D’autres associations de défense des droits de l’homme interviennent dans le cadre d’une équipe de monitoring des conditions de détention mais leur accès aux établissements et aux détenus n’est pas toujours effectif.

Des organisations internationales relevant du système onusien (HCDH, ONUDC, et UNICEF pour les mineurs) interviennent pour des missions de contrôle des conditions de détention et de conseil en matière de réforme pénitentiaire.

La famille peut déposer de l’argent au bureau du comptable lors des visites. La personne détenue ne dispose pas d’argent liquide mais d’une monnaie carcérale, sous forme de bons, qui permettent d’acheter au magasin de la prison. Les achats se font le plus souvent de manière groupée au niveau de la chambrée, par l’intermédiaire du chef de chambrée. Les pratiques d’extorsion sont fréquentes, les cigarettes servent de monnaie alternative en détention.

La loi pénitentiaire prévoit une aide aux indigents au moment de la sortie de prison.

Les détenus peuvent exprimer leurs requêtes auprès des surveillants, du bureau social, du directeur de l’établissement, ou du juge d’exécution des peines. En pratique ils doivent souvent passer par l’intermédiaire du chef de chambrée, ce qui limite les possibilités de réclamation1.

Les pétitions et revendications collectives sont interdites.

Les mouvements collectifs les plus graves qu’aient connus les prisons tunisiennes ont lieu en 2011, dans le contexte des soulèvements révolutionnaires. D’importantes mutineries se produisent, conduisant à la mort de 86 personnes (notamment dans l’incendie de la prison de Monastir où 49 détenus ont péri). On estime qu’environ 11 000 prisonniers, soit le tiers de la population carcérale de l’époque, s’évadent dans les jours qui suivent la chute du régime, le 14 janvier 2011. Dans les mois suivants, d’autres évasions massives ont lieu.

Les détenus politiques, mais aussi les prisonniers de droit commun, utilisent la grève de la faim comme protestation. En novembre 2012, deux leaders salafistes détenus sont décédés des suites d’une grève de la faim. En signe de solidarité, plusieurs centaines de prisonniers engagent également une grève de la faim. C’est à la suite de ce mouvement collectif que les autorités signent un protocole avec des associations extérieures les autorisant à intervenir en détention.

Les détenus et les cellules sont fouillés.

Des régimes de sécurité spécifiques sont appliqués aux détenus jugés dangereux, placés dans des établissements plus sécurisés et dans des pavillons à part.

Les sanctions disciplinaires peuvent consister en privations de visites, de courrier, de "couffin" (panier alimentaire apporté par la famille).

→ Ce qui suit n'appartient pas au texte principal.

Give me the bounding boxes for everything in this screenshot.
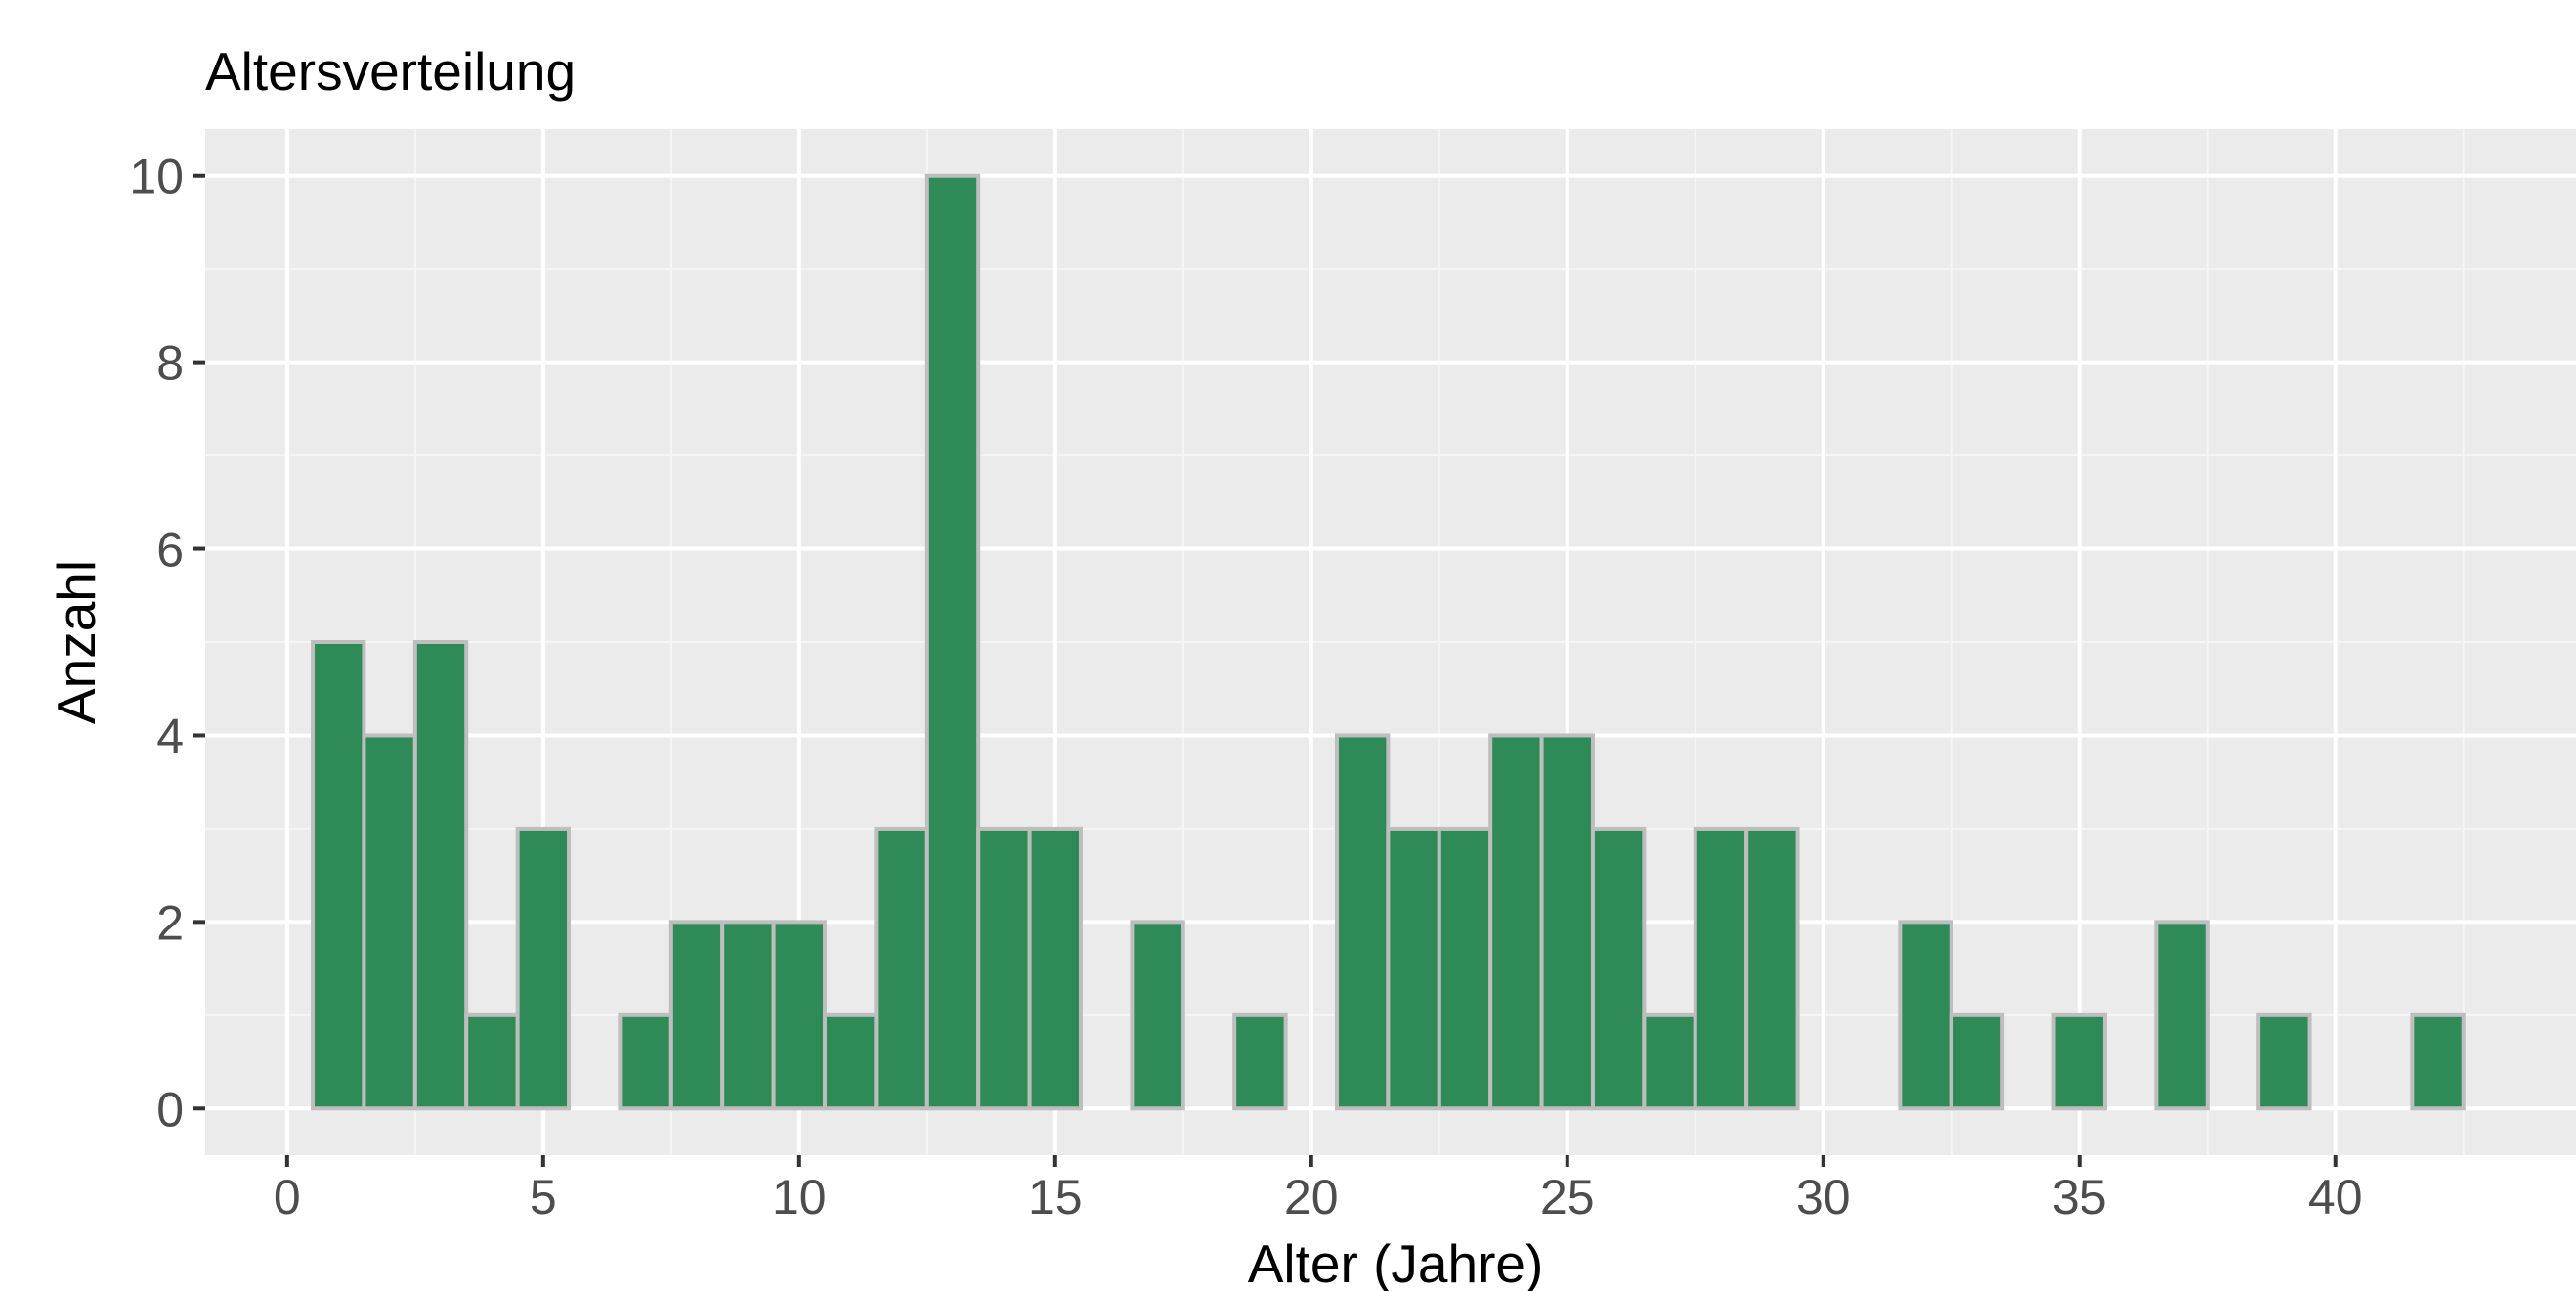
histogram-bar (2051, 1012, 2107, 1111)
histogram-bar (1642, 1012, 1697, 1111)
histogram-bar (1232, 1012, 1288, 1111)
histogram-bar (874, 826, 929, 1111)
histogram-bar (1898, 920, 1953, 1111)
y-tick-label: 2 (156, 895, 184, 950)
y-tick-label: 10 (129, 150, 184, 204)
x-tick-label: 30 (1796, 1170, 1851, 1225)
x-axis: 0 5 10 15 20 25 30 35 40 (274, 1155, 2363, 1225)
chart-title: Altersverteilung (205, 41, 576, 102)
y-tick-label: 6 (156, 523, 184, 578)
histogram-bar (1693, 826, 1749, 1111)
histogram-bar (1027, 826, 1083, 1111)
histogram-bar (924, 173, 981, 1111)
histogram-bar (2154, 920, 2210, 1111)
histogram-bar (1488, 733, 1544, 1111)
x-tick-label: 35 (2052, 1170, 2107, 1225)
y-tick-label: 0 (156, 1082, 184, 1137)
x-tick-label: 20 (1284, 1170, 1339, 1225)
histogram-bar (1590, 826, 1647, 1111)
histogram-bar (618, 1012, 673, 1111)
histogram-bar (515, 826, 572, 1111)
histogram-bar (311, 640, 366, 1111)
histogram-bar (1437, 826, 1493, 1111)
histogram-bar (823, 1012, 879, 1111)
x-axis-title: Alter (Jahre) (1248, 1233, 1544, 1291)
histogram-bar (976, 826, 1032, 1111)
histogram-bar (720, 920, 776, 1111)
histogram-bar (2410, 1012, 2466, 1111)
histogram-bar (1539, 733, 1595, 1111)
x-tick-label: 15 (1028, 1170, 1083, 1225)
histogram-bar (1130, 920, 1185, 1111)
x-tick-label: 40 (2308, 1170, 2363, 1225)
histogram-bar (771, 920, 828, 1111)
histogram-bar (464, 1012, 520, 1111)
histogram-bar (2256, 1012, 2312, 1111)
x-tick-label: 25 (1540, 1170, 1595, 1225)
y-axis-title: Anzahl (46, 560, 107, 724)
y-tick-label: 8 (156, 336, 184, 391)
x-tick-label: 5 (530, 1170, 557, 1225)
histogram-bar (668, 920, 725, 1111)
histogram-bar (1386, 826, 1441, 1111)
x-tick-label: 10 (772, 1170, 827, 1225)
histogram-bar (1744, 826, 1800, 1111)
histogram-bar (1949, 1012, 2005, 1111)
histogram-bar (412, 640, 469, 1111)
bars (311, 173, 2466, 1111)
y-axis: 0 2 4 6 8 10 (129, 150, 205, 1137)
x-tick-label: 0 (274, 1170, 301, 1225)
histogram-bar (1334, 733, 1391, 1111)
y-tick-label: 4 (156, 709, 184, 763)
histogram-bar (362, 733, 417, 1111)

La loi pénitentiaire prévoit le placement en régime d’isolement seulement en dernier recours, pour dix jours maximum et après avis du médecin. En pratique, les visites médicales ne sont pas systématiques. Les placements sont prolongés sans possibilité de recours effectif. Les cellules d’isolement (nommées siloun) sont exiguës, d’environ 1mx2m. Elles sont totalement dépouillées de tout meuble et équipées d’un trou pour les sanitaires. Le détenu puni y est enfermé dans le noir avec juste une couverture. Deux ou trois personnes sont généralement placées en même temps. Le personnel pénitentiaire le justifie par le souci de prévenir le risque de suicide.

Les condamnés à mort étaient auparavant enchaînés en permanence. Cette pratique est supprimée en 2011.

Les entraves et menottes restent en usage pour les transferts judiciaires et médicaux.